From a technical perspective, WLFI currently trades within a bear flag formation—a continuation pattern typically preceding further downward movement. The measured move from this pattern projects a decline toward $0.066, representing approximately 20% downside from present levels. Should bullish momentum emerge instead, traders should monitor the 20-day exponential moving average at $0.081 and the 50-day EMA at $0.085 as initial resistance barriers.
The token’s price action against USDT displays this pattern formation clearly on the four-hour timeframe following several weeks of declining prices.
Controversial Collateral Loan Raises Eyebrows
Beyond technical concerns, recent on-chain activity has triggered alarm bells throughout the investor community. According to blockchain intelligence provider Arkham Intelligence, wallets associated with World Liberty Financial deposited between 3 billion and 5 billion WLFI tokens on Dolomite as collateral—notably, Dolomite is a lending protocol created by World Liberty’s chief technology officer—and withdrew approximately $75 million worth of stablecoins, including USD1 and USDC.
More than $40 million of these borrowed stablecoins subsequently transferred to Coinbase Prime. This transaction sequence elevated Dolomite’s pool utilization rate to roughly 93%, effectively preventing other platform users from withdrawing their complete deposits.
Many observers characterized this maneuver as “circular” value extraction—essentially converting the project’s illiquid native tokens into liquid capital. Should WLFI’s market price experience sharp declines, the collateral faces liquidation risk, potentially dumping significant token quantities onto the market while leaving depositors exposed to uncollateralized debt.

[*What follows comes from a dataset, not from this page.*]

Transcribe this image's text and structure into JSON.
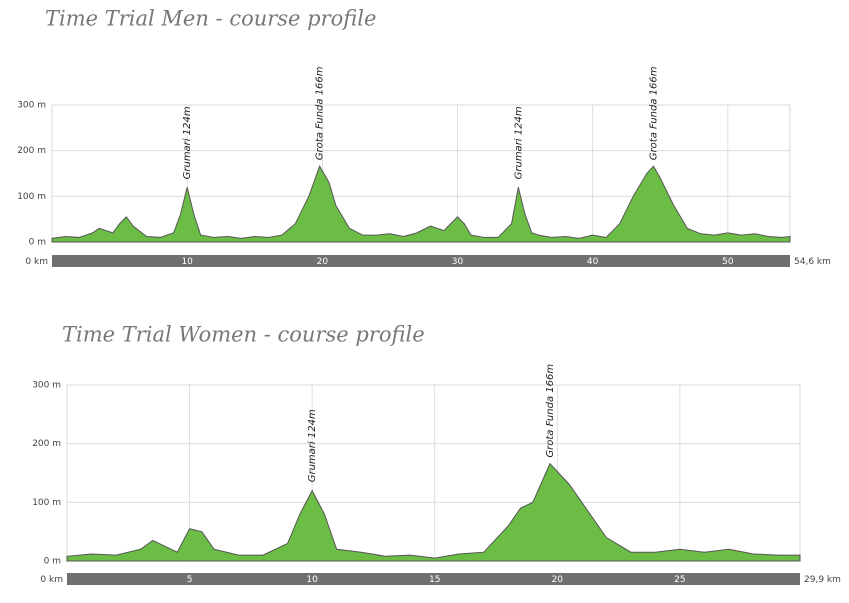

Morten Christensen, who founded airdropalert.com and holds WLFI tokens, commented: “The whole taking a loan on your own token as collateral is tremendously shady.”
Major Investor Levels Serious Allegations
Justin Sun, the founder of Tron who committed a minimum of $75 million to WLFI and received an advisory position, publicly alleged that the project employed a concealed backdoor mechanism to freeze his 544 million token holdings. He further claimed governance procedures were manipulated and demanded full disclosure regarding token unlock schedules.
On April 12, World Liberty Financial issued a response through X, stating: “Justin’s favorite move is playing the victim while making baseless allegations to cover up his own misconduct.” The statement concluded: “See you in court pal.”
According to blockchain analytics firm Bubblemaps, Sun’s tokens were initially frozen in September 2025 after the project’s 20% token unlock event and have remained inaccessible since.
World Liberty disclosed that it has repurchased more than $65 million worth of WLFI tokens and refuted suggestions of position exits.
The project announced plans to conduct a governance vote regarding the unlock of remaining tokens, while emphasizing that any release would occur gradually rather than simultaneously. A proposed unlock involving over 16 billion tokens allocated to public distribution remains unresolved.